Formation of `NO_(2)F` from `NO_(2)` and `F_(2)` as per the reaction `2NO_(2)(g)+F_(2)(g)rarr2NO_(2)F(g)` is a second order reaction, first order with respect to `NO_(2)` and first order with respect to `F_(2)`. If `NO_(2)` and `F_(2)` are present in a closed vessel in ratio `2:1` maintained at a constant temperature with an initial total pressure of 3 atm, what will be the total pressure in the vessel after the reaction is complete?

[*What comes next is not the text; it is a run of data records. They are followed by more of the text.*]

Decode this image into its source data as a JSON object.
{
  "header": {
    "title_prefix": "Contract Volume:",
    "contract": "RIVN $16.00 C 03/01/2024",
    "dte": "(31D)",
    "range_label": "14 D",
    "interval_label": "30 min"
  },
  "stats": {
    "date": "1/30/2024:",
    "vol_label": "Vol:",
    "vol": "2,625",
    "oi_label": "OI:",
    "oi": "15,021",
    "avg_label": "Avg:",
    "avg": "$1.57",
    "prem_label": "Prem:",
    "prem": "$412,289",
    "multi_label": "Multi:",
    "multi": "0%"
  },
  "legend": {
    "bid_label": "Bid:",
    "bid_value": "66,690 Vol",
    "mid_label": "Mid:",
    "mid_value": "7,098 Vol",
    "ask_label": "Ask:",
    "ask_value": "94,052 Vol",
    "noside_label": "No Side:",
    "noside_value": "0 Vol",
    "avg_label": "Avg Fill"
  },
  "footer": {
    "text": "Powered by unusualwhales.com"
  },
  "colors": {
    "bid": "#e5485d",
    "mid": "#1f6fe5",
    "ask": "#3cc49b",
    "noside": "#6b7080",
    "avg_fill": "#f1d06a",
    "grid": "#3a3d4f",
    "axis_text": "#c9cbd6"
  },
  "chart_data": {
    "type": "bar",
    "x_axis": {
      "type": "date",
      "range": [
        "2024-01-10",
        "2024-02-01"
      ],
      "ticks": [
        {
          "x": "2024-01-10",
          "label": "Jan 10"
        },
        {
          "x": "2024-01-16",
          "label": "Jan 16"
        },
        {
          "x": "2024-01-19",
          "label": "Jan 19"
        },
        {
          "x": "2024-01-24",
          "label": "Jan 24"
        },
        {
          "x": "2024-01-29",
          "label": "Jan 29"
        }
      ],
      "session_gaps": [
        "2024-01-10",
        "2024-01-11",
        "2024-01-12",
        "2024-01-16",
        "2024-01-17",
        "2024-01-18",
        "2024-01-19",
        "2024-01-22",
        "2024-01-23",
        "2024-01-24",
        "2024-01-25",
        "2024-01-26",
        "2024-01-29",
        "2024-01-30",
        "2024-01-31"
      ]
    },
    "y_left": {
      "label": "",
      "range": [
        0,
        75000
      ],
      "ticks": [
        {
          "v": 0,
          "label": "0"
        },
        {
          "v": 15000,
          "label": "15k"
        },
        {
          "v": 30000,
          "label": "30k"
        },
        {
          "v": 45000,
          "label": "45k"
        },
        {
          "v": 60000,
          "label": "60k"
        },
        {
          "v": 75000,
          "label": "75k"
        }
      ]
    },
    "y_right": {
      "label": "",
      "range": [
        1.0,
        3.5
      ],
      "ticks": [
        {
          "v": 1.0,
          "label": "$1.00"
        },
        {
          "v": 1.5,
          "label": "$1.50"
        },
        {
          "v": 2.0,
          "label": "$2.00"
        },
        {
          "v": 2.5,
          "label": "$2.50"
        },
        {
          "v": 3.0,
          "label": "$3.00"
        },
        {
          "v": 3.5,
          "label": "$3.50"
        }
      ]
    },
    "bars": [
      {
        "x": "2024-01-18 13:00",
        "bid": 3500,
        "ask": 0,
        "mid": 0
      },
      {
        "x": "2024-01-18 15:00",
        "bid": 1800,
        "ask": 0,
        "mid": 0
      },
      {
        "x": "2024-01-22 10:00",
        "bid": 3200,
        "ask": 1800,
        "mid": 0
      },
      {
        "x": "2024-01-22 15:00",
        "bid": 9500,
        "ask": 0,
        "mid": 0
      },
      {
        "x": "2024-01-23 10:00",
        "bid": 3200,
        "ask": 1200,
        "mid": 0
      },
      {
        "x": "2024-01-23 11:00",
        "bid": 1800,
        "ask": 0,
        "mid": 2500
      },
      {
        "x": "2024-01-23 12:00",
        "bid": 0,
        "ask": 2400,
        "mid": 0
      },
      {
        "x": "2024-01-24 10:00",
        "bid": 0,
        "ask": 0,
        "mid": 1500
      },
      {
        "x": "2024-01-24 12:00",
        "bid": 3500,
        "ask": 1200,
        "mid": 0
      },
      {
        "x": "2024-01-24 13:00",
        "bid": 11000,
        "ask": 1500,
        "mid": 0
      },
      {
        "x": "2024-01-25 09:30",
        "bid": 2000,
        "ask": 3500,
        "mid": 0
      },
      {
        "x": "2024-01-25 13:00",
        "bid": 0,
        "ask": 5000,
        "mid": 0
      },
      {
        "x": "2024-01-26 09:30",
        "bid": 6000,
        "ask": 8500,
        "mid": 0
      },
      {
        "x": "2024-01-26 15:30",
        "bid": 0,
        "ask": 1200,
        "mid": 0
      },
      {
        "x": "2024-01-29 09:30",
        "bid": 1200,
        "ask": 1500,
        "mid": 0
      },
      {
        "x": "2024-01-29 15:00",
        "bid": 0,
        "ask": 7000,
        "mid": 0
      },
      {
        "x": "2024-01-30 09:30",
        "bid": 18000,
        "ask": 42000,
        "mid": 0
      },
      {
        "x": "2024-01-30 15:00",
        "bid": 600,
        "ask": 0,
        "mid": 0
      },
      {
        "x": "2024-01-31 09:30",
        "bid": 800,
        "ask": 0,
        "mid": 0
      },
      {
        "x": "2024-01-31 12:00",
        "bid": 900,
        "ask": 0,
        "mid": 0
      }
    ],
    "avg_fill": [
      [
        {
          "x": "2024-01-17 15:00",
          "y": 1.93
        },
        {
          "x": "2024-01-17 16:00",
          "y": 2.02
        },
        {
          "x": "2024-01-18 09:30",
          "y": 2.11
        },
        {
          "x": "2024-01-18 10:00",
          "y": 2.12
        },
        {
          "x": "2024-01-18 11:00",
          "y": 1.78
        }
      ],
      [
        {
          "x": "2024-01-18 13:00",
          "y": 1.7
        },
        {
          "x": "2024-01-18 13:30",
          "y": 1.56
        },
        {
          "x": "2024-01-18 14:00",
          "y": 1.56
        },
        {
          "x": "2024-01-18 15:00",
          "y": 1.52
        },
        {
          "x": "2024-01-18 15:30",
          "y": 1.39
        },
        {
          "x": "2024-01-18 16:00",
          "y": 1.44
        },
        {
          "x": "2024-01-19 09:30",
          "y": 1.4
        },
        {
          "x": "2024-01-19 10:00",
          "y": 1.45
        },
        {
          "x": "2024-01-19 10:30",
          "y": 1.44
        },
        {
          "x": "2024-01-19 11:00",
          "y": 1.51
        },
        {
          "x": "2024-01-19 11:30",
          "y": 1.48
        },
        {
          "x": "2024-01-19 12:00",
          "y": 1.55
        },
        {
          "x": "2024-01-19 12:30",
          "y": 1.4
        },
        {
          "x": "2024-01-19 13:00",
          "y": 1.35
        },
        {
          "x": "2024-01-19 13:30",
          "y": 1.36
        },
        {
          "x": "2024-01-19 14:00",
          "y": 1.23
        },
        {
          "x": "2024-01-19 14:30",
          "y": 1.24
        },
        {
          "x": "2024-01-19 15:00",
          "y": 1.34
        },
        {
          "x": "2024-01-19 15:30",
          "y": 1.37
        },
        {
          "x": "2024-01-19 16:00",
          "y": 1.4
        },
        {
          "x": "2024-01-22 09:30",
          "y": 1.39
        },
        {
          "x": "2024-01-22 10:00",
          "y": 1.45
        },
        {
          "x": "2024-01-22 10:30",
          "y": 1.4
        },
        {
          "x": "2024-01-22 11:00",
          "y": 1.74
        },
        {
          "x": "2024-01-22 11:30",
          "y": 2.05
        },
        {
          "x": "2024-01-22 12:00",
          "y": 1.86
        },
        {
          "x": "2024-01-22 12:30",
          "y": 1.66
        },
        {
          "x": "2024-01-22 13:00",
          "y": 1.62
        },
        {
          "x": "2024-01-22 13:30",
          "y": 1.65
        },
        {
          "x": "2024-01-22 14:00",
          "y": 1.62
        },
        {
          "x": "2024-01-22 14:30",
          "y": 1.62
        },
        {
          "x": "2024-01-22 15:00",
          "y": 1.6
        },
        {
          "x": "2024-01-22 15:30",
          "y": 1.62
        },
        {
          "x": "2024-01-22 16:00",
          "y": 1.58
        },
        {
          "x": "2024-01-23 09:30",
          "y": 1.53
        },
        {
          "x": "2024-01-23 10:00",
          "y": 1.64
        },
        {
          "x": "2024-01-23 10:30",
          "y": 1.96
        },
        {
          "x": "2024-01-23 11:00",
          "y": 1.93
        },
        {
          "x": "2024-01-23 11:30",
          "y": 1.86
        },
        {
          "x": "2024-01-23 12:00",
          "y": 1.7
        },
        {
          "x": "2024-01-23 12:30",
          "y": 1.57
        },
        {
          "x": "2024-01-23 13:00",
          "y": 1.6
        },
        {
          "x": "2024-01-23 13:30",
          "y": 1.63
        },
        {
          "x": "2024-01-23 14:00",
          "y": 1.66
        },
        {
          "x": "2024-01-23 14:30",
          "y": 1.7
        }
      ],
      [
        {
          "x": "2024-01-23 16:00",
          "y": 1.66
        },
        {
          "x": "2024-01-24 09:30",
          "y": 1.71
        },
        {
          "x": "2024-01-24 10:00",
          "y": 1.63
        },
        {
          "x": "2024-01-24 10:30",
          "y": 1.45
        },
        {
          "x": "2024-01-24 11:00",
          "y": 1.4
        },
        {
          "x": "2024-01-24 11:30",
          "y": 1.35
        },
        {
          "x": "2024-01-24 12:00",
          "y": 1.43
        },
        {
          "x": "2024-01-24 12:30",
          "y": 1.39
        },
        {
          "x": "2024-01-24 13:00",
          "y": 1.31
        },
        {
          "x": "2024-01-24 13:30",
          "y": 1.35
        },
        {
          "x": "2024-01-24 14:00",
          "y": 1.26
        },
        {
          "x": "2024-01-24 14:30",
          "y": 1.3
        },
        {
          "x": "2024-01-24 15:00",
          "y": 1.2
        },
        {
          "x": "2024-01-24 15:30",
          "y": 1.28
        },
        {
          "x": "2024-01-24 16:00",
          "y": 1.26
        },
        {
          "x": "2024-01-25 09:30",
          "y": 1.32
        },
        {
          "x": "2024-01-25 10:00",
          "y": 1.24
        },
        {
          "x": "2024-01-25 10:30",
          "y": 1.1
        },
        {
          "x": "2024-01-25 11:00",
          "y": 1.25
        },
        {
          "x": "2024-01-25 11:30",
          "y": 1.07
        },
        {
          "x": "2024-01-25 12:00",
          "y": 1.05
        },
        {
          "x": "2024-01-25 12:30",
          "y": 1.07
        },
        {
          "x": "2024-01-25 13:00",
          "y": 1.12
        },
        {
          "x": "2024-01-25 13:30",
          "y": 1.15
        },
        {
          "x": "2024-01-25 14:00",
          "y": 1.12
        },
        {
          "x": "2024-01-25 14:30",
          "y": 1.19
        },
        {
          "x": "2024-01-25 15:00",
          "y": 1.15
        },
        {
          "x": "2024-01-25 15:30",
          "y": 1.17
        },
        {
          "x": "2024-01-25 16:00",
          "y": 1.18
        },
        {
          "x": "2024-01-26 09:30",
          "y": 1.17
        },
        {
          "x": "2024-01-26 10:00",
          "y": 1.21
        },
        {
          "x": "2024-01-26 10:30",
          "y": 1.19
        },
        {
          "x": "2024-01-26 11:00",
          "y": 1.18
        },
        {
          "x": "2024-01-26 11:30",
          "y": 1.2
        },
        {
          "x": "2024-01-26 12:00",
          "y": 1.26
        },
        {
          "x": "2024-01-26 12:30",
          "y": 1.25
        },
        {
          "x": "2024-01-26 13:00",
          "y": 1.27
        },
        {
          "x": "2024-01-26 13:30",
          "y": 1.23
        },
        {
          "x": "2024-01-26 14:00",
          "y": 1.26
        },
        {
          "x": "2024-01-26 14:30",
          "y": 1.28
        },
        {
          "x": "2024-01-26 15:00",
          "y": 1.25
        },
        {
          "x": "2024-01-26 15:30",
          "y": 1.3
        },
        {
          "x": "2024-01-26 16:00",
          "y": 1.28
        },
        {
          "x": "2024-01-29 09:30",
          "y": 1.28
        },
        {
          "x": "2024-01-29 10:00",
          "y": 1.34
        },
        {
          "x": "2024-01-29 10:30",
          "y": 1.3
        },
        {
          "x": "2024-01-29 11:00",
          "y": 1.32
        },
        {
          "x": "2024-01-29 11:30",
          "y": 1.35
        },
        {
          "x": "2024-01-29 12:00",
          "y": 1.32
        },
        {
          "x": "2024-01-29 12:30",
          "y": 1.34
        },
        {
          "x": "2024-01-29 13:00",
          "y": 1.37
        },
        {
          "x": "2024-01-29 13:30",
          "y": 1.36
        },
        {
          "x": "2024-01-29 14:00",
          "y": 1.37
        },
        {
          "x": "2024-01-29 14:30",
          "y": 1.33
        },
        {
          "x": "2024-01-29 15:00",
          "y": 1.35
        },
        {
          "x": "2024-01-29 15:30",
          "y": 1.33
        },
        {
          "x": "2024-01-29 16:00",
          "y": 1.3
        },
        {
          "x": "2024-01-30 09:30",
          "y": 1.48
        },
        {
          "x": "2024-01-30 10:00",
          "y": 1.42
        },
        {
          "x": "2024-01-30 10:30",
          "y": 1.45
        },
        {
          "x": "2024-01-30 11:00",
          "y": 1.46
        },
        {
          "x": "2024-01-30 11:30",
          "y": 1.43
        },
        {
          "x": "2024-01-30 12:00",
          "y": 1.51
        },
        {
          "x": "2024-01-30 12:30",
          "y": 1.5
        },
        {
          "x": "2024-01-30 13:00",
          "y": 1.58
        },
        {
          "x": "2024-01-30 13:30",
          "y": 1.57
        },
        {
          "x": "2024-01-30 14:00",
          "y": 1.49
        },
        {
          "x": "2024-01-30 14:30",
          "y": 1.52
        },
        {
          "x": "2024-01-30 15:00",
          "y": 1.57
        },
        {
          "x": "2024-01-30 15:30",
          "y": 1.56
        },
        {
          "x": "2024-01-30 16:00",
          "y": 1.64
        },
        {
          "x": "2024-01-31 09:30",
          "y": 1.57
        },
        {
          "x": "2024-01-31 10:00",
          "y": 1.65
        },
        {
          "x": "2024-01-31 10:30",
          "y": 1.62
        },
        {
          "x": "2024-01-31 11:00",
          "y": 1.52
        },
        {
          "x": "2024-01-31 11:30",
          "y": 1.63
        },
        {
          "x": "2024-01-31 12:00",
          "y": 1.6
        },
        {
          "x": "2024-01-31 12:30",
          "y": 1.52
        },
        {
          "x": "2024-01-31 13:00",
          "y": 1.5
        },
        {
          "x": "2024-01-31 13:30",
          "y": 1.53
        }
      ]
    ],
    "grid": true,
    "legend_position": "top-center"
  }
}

To solve the problem, we need to analyze the reaction and the initial conditions given. The reaction is: \[ 2NO_2(g) + F_2(g) \rightarrow 2NO_2F(g) \] ### Step 1: Determine Initial Moles and Pressures Given that the initial total pressure is 3 atm and the ratio of \( NO_2 \) to \( F_2 \) is 2:1, we can denote the moles of \( NO_2 \) and \( F_2 \) as follows: Let the pressure of \( NO_2 \) be \( P_{NO_2} \) and the pressure of \( F_2 \) be \( P_{F_2} \). From the ratio: - \( P_{NO_2} = 2x \) - \( P_{F_2} = x \) The total pressure is: \[ P_{NO_2} + P_{F_2} = 3 \] \[ 2x + x = 3 \] \[ 3x = 3 \] \[ x = 1 \] Thus: - \( P_{NO_2} = 2 \, \text{atm} \) - \( P_{F_2} = 1 \, \text{atm} \) ### Step 2: Identify the Limiting Reagent In the reaction, 2 moles of \( NO_2 \) react with 1 mole of \( F_2 \). Since we have: - 2 atm of \( NO_2 \) (which corresponds to 2 moles) - 1 atm of \( F_2 \) (which corresponds to 1 mole) The limiting reagent is \( F_2 \) because it will be completely consumed first. ### Step 3: Calculate the Change in Pressure From the stoichiometry of the reaction: - 2 moles of \( NO_2 \) produce 2 moles of \( NO_2F \). - 1 mole of \( F_2 \) will react with 2 moles of \( NO_2 \). Since \( F_2 \) is the limiting reagent, it will completely react: - \( F_2 \) will decrease by 1 atm. - \( NO_2 \) will decrease by 2 atm (since 2 moles of \( NO_2 \) are needed for every mole of \( F_2 \)). ### Step 4: Calculate Final Pressures Initial pressures: - \( P_{NO_2} = 2 \, \text{atm} \) - \( P_{F_2} = 1 \, \text{atm} \) After the reaction: - \( P_{NO_2} \) will decrease by 2 atm: \( 2 - 2 = 0 \, \text{atm} \) - \( P_{F_2} \) will decrease by 1 atm: \( 1 - 1 = 0 \, \text{atm} \) - \( P_{NO_2F} \) will increase by 1 atm (produced from the reaction of \( F_2 \)): \( 0 + 2 = 2 \, \text{atm} \) ### Step 5: Calculate Total Pressure After Reaction The total pressure after the reaction is complete is: \[ P_{total} = P_{NO_2F} + P_{NO_2} + P_{F_2} \] \[ P_{total} = 2 + 0 + 0 = 2 \, \text{atm} \] ### Final Answer The total pressure in the vessel after the reaction is complete will be **2 atm**.